To bridge this gap, we present a new approach to cache management of real-time virtualization systems that can deliver strong (shared) cache isolation at both VM and task levels, and that can be configured for both static and dynamic allocations. Unlike existing work, which is software-based, our approach takes advantage of the Cache Allocation Technology (CAT), a hardware feature recently added in Intel multicore hardware for achieving core-level cache partitioning; therefore, it is much more efficient than software-based techniques. Since CAT only provides core-level cache isolation, we introduce vCAT, a novel design for CAT virtualization that can be used to achieve hypervisor- and VM-level cache allocations.

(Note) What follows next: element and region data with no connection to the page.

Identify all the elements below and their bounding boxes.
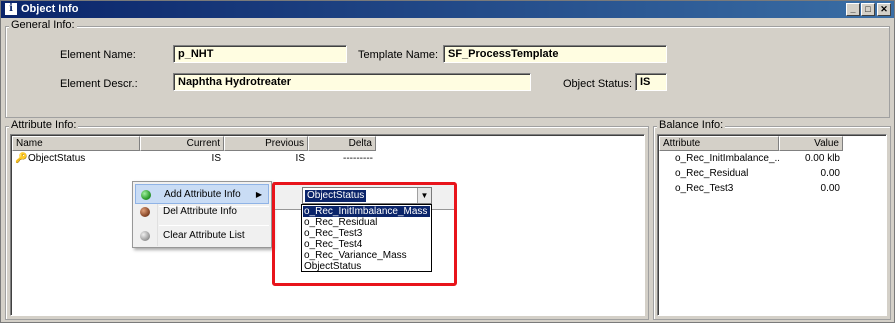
info-icon: i <box>5 3 17 15</box>
column-value[interactable]: Value <box>779 136 843 151</box>
dropdown-option[interactable]: o_Rec_Test3 <box>303 228 430 239</box>
dropdown-option[interactable]: o_Rec_Residual <box>303 217 430 228</box>
attribute-combo-value: ObjectStatus <box>305 190 367 202</box>
element-descr-label: Element Descr.: <box>60 78 138 90</box>
attribute-combo[interactable]: ObjectStatus ▼ <box>302 187 432 204</box>
menu-item-clear-attribute-list[interactable]: Clear Attribute List <box>135 226 269 246</box>
menu-item-label: Del Attribute Info <box>163 206 237 217</box>
table-row[interactable]: 🔑 ObjectStatus IS IS --------- <box>12 151 376 166</box>
element-name-field[interactable]: p_NHT <box>173 45 347 63</box>
attribute-info-label: Attribute Info: <box>9 119 79 131</box>
element-name-label: Element Name: <box>60 49 136 61</box>
object-info-window: i Object Info _ □ ✕ General Info: Elemen… <box>0 0 895 323</box>
object-status-field[interactable]: IS <box>635 73 667 91</box>
attribute-previous: IS <box>295 153 305 164</box>
dropdown-option[interactable]: o_Rec_Test4 <box>303 239 430 250</box>
chevron-down-icon[interactable]: ▼ <box>417 188 431 203</box>
menu-item-label: Clear Attribute List <box>163 230 245 241</box>
template-name-label: Template Name: <box>358 49 439 61</box>
close-button[interactable]: ✕ <box>877 3 891 16</box>
table-row[interactable]: o_Rec_Test3 0.00 <box>659 181 843 196</box>
context-menu: Add Attribute Info ▶ Del Attribute Info … <box>132 181 272 248</box>
column-current[interactable]: Current <box>140 136 224 151</box>
attribute-name: ObjectStatus <box>28 153 86 164</box>
menu-item-add-attribute-info[interactable]: Add Attribute Info ▶ <box>135 184 269 204</box>
table-row[interactable]: o_Rec_InitImbalance_... 0.00 klb <box>659 151 843 166</box>
element-descr-field[interactable]: Naphtha Hydrotreater <box>173 73 531 91</box>
dropdown-option[interactable]: o_Rec_Variance_Mass <box>303 250 430 261</box>
green-ball-icon <box>141 190 151 200</box>
object-status-label: Object Status: <box>563 78 633 90</box>
menu-item-del-attribute-info[interactable]: Del Attribute Info <box>135 202 269 222</box>
title-bar: i Object Info _ □ ✕ <box>1 1 894 18</box>
maximize-button[interactable]: □ <box>861 3 875 16</box>
column-name[interactable]: Name <box>12 136 140 151</box>
balance-value: 0.00 klb <box>804 153 840 164</box>
general-info-group <box>5 26 890 118</box>
general-info-label: General Info: <box>9 19 77 31</box>
column-attribute[interactable]: Attribute <box>659 136 779 151</box>
balance-attribute: o_Rec_Test3 <box>675 183 734 194</box>
balance-attribute: o_Rec_InitImbalance_... <box>675 153 779 164</box>
balance-list[interactable]: Attribute Value o_Rec_InitImbalance_... … <box>657 134 887 316</box>
dropdown-option[interactable]: ObjectStatus <box>303 261 430 272</box>
window-title: Object Info <box>21 3 79 15</box>
minimize-button[interactable]: _ <box>846 3 860 16</box>
balance-info-label: Balance Info: <box>657 119 726 131</box>
balance-value: 0.00 <box>820 168 840 179</box>
template-name-field[interactable]: SF_ProcessTemplate <box>443 45 667 63</box>
dropdown-option[interactable]: o_Rec_InitImbalance_Mass <box>303 206 430 217</box>
attribute-current: IS <box>211 153 221 164</box>
attribute-dropdown-list[interactable]: o_Rec_InitImbalance_Mass o_Rec_Residual … <box>301 204 432 272</box>
balance-list-header: Attribute Value <box>659 136 843 151</box>
attribute-delta: --------- <box>343 153 373 164</box>
brown-ball-icon <box>140 207 150 217</box>
balance-value: 0.00 <box>820 183 840 194</box>
column-delta[interactable]: Delta <box>308 136 376 151</box>
attribute-list-header: Name Current Previous Delta <box>12 136 376 151</box>
key-icon: 🔑 <box>15 153 28 164</box>
column-previous[interactable]: Previous <box>224 136 308 151</box>
gray-ball-icon <box>140 231 150 241</box>
table-row[interactable]: o_Rec_Residual 0.00 <box>659 166 843 181</box>
balance-attribute: o_Rec_Residual <box>675 168 749 179</box>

Our approach to virtualizing cache partitions is analogous to memory virtualization: as the hardware provides a number of (indistinguishable) physical partitions, we can expose some number of “virtual partitions” to each VM and then transparently map them to physical partitions in the hypervisor; each VM can then allocate its virtual partitions to its tasks statically or dynamically at runtime.